Jameson scrambled forward, Yeh and Grogan flanking him in a flying wedge. The carpet of alien life opened up ahead of them and closed again behind them. Yeh was swinging his long hook in circles to keep them at a distance. Grogan poked with his sledge handle. Cygnans skipped nimbly out of the way.
Yeh made a swipe with his hook and ripped the balloonlike sheath over a Cygnan’s long snout. Vapor puffed out into space; and the Cygnan died. Jameson could see orange blood oozing out of the eyestalks.
Then, before the swing could be completed, Cygnan fingers closed on the shaft of the cargo hook. Yeh shook the grip off with his enormous strength, but the Cygnan simply shifted its grip to a middle limb. A companion came to, help it and easily snatched the hook out of Yeh’s grasp; Yeh’s weapon passed from Cygnan to Cygnan until it was out of sight.
Grasping hands and feet were all over Jameson now. He swung out with his crowbar and felt it thud into the closely packed bodies. But dozens of three-fingered paws began tugging at it, anticipating his every move.
He could see Grogan floating belly-up above the hull beside him, being borne away by Cygnans, like a grub carried by ants. Grogan’s struggles did him no good. When he shook a Cygnan claw off, two or three more were there to take its place. With their six limbs and unencumbered bodies, they just kept changing hands in a blur of motion. There was nothing to fight against.
Clumsy in his spacesuit, Jameson tried to strike out, to grab. The crowbar had been plucked away before he realized what was happening. Whenever he caught hold of a Cygnan, deft, slender fingers pried his grip loose. Dozens of hands snatched at his sleeves, keeping him from hitting hard.
Ahead of him he saw an explosion of packed bodies. Grogan had somehow broken free for a moment. Cygnans rose into the air and began to settle down again. He caught a glimpse of Grogan, writhing against a background of stars, a half dozen aliens clinging to him like terriers to a bear. Busy fingers were plucking at Grogan’s hoses, at the latches of his suit. Finally came the horrible sight of Grogan’s helmet being passed from Cygnan to Cygnan like a basketball, while above Grogan’s collar ring a ball of oozing sludge sprayed a fine pink mist into space.
Jameson felt a moment of panic as alien fingers fumbled at his own latches. He managed to slap them away, and they didn’t return. Then suddenly came a heave, like a concerted blanket-toss, and Jameson felt himself sailing into space.
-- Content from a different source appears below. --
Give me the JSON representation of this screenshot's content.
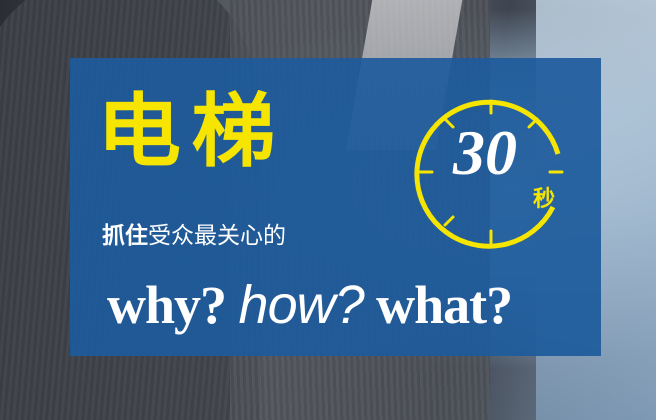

Tumbling end over end, he saw himself heading into the mouth of a large transparent sack that was being held open by a circle of hovering Cygnans. There was nothing he could do to change his trajectory, as he discovered when he tried to use his suit jets. Industrious little fingers had managed to disconnect them.
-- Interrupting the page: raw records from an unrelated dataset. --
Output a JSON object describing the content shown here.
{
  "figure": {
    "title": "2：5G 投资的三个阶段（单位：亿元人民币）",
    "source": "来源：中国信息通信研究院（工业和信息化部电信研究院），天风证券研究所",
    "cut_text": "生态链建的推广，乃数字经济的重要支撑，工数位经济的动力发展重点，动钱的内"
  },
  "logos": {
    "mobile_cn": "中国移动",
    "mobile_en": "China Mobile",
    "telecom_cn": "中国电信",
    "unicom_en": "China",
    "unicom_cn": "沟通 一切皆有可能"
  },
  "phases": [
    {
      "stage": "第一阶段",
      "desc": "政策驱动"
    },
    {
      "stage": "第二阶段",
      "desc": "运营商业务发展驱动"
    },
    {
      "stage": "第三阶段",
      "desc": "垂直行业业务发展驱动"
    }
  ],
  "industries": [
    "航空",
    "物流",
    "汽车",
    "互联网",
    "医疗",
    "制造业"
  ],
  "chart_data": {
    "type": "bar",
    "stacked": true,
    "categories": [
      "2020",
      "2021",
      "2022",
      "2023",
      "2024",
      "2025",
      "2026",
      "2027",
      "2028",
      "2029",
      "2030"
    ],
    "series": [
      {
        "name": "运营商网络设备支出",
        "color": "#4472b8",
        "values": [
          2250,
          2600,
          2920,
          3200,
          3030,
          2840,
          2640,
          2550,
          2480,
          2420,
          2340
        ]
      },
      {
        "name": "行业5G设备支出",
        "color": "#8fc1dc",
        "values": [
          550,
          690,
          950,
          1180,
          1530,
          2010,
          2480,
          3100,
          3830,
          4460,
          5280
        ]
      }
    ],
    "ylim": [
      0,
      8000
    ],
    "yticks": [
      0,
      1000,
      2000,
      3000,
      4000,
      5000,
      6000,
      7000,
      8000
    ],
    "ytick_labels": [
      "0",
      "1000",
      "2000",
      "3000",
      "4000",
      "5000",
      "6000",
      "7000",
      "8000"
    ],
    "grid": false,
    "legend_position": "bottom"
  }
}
He was ignominiously stuffed, kicking and squirming, into the sack. The neck was drawn shut. He struck out through the tough plastic material at the smooth, shiny bodies around him. All he succeeded in doing was to work up a sweat inside his spacesuit. Can’t fight my way out of a paper bag, he thought. He groped at his belt kit for something sharp. All his tools were missing.
A Cygnan with some kind of tank-and-hose arrangement floated over to him. Jameson studied the creature through the clear plastic. It was holding the tank in its middle limbs, the hose nozzle with one hand. The other hand—or what passed for a hand—began fiddling with a valve. Holding its broomstick negligently with one foot, the Cygnan started to spray him. When it had finished the job, another Cygnan floated over with a bundle of long tubes fitted with a pistol grip. His captors let go of the sack again and left Jameson hanging free. The creature vacuumed the entire surface of the sack industriously. Jameson detected a glow of purple light. Sterilizing me, he thought.